Electronic – How to design low pass filter using Sallen-Key architecture

There are several undefined elements in your question. The first is the fact that you don't mention the kind of filter. From your \$Q\$ values, it can be worked out that you are talking about a Butterworth filter. But you didn't mention this fact. You should have. Second, you have mentioned nothing about the input signal range. Third, you've said nothing about the rail voltages you plan to have available for the design. Forth, you've said nothing about what you have available for implementation: for example, you may use opamps; but you could also use NPN BJTs for each stage, as well. (The opamp is obviously a better choice than a single BJT. But still this may be important.) Fifth, you've said nothing about what the filter must drive -- we know nothing about the load. Etc. In short, we really have a lot more that we don't know which is important than what we do know that is important. You should write a lot more about your situation, at hand.

If you use Sage/sympy, it's not at all difficult to write up a script to generate Butterworth constants:

def Butterworth(n):
    r = solve( 1+(-1)**n*x**(2*n), x )
    t = []
    for a in r:
        if real( a ) < 0:
            t.append( a )
    t.sort( key = lambda tup: real( tup ) )
    u = []
    var( 's' )
    if ( len( t ) - 2*int( len( t ) / 2 ) ) == 1:
        u.append( s + 1 )
        t.pop( 0 )
    for i in range( len( t ) / 2 ):
        u.append( expand( (s - t[2*i]) * (s - t[2*i+1]) ).n() )
    return u

I am sure that experts might provide a better implementation. But that one does work okay. For example, writing:

for a in Butterworth(4): print(a)

produces:

s**2 + 1.84775906502257*s + 1.0
s**2 + 0.765366864730179*s + 1.0

Those constants are each the same as \$2\,\zeta\$ or \$\frac1{Q}\$. So, it follows that:

$$\begin{align*}Q_1&=\frac1{1.84775906502257}&&=0.541196100146198\\\\Q_2&=\frac1{0.765366864730179}&&=1.30656296487638\end{align*}$$

Which is how I recognized your filter type.

The Sallen-Key topology is the next aspect of your question. Since Sallen & Key were focused on replacing inductors with capacitors in their paper, it's no surprise that the general form is:

^{simulate this circuit – Schematic created using CircuitLab}

Clearly, in the above, it is possible to set \$R_3=0\:\Omega\$ to get a voltage follower where \$K=1\$. However, the general transfer function is:

$$\frac{V_{_\text{OUT}}}{V_{_\text{IN}}}=\frac{K\,\omega_{0}^2}{s^2+\left(\frac1{R_1\,C_2}+\frac1{R_2\,C_2}+\frac1{R_2\,C_1}-\frac{K}{R_2\,C_1}\right)s+1}$$

Here, \$K=1+\frac{R_3}{R_4}\$ and \$\omega_{_0}^2=\frac1{R_1\,R_2\,C_1\,C_2}\$.

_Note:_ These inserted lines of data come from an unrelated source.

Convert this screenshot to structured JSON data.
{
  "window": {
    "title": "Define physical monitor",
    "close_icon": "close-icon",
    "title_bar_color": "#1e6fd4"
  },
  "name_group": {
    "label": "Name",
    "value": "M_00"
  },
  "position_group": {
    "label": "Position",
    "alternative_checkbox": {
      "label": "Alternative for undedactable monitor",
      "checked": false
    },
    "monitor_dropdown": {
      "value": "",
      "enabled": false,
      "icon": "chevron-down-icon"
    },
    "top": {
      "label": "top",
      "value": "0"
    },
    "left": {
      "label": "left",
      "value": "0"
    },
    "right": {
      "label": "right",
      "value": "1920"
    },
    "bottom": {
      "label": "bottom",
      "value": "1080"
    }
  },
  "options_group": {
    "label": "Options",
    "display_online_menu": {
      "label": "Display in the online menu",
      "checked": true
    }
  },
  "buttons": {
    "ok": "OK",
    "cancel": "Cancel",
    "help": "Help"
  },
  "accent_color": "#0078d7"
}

You've specified the corner frequency at \$33\:\text{kHz}\$ and the capacitor values all at \$1\:\text{nF}\$, I think. (But I'm not entirely sure, on that last point.) You only want the resistor values. The overall gain is to be \$0\:\text{dB}\$, but the gain of each Sallen-Key stage (if you use equal valued \$R\$ and \$C\$ in its design) is then determined by its damping factor. It looks right now as though you expect all capacitor values to be the same. So I'm going to make the same assumption for the values of \$R\$ in order to keep this simple and to avoid waiting for answers from you that may not be forth-coming.

Taking the above assumptions, that all \$C\$ values are the same and that all \$R\$ values are the same, then the new transfer function is:

$$\frac{V_{_\text{OUT}}}{V_{_\text{IN}}}=\frac{K\,\omega_{_0}^2}{s^2+\left(3-K\right)\omega_{_0} s+1}$$

Here, \$3-K=2\,\zeta\$, so it follows that \$K=3-2\,\zeta\$. From this, the damping factors determined by the Butterworth polynomials then also can be understood to determine the overall gain of each Sallen-Key 2nd order stages:

$$\begin{align*}A_{V_1}&=3-1.84775906502257&&=1.15224093497743\\\\A_{V_2}&=3-0.765366864730179&&=2.23463313526982\end{align*}$$

This results in an overall gain of \$A_v=2.57483577311484\$ for both stages. Since that isn't desired, you'll need to further reduce this with a prior input stage, a stage between the two, or a 3rd stage. How you handle this is up to you and your understanding of the circumstances. So the arrangement of each stage (their ordering) is left to you to work out.

This page provides an excellent overview and provides you with the tools you need to convert from the analytical \$\omega_{_0}=1\$ form to specific resistor and capacitor values that relate to a given \$\omega_{_0}\$ value other than 1. Please follow their instructions to reach your desired resistor values. (That web site also provides you with the justification for the Butterworth design approach -- so it includes a lot for you to study and learn about.)

It's really not that hard to achieve.

So here's a shot at it. In contrast to the discussion I had with Andy (see the discussion below his answer here), I'll select the higher-Q stage (and therefore also higher gain) to be the 1st stage. The reason for this is that you usually want the highest gain as the 1st stage for noise reasons. However, keep in mind that I've no idea what's driving this system and you may want either still more more gain, or less, in the first stage. So you may actually want a "pre-amplifier." But since we know nothing, really, let me just choose a path and follow it. Meanwhile, it's important that you keep in mind that this is just a choice and not necessarily the better choice for any given circumstance.

With that choice for the 1st stage, I'll follow it by an attenuating stage which only has the single purpose of reducing the signal sufficiently so that the final 2nd Butterworth stage can pick up from there and complete the picture.

^{simulate this circuit}

The result looks like this:

Which is as would be expected.

As I said before, it's not all that complicated.

I used standard resistor values from the E12 series.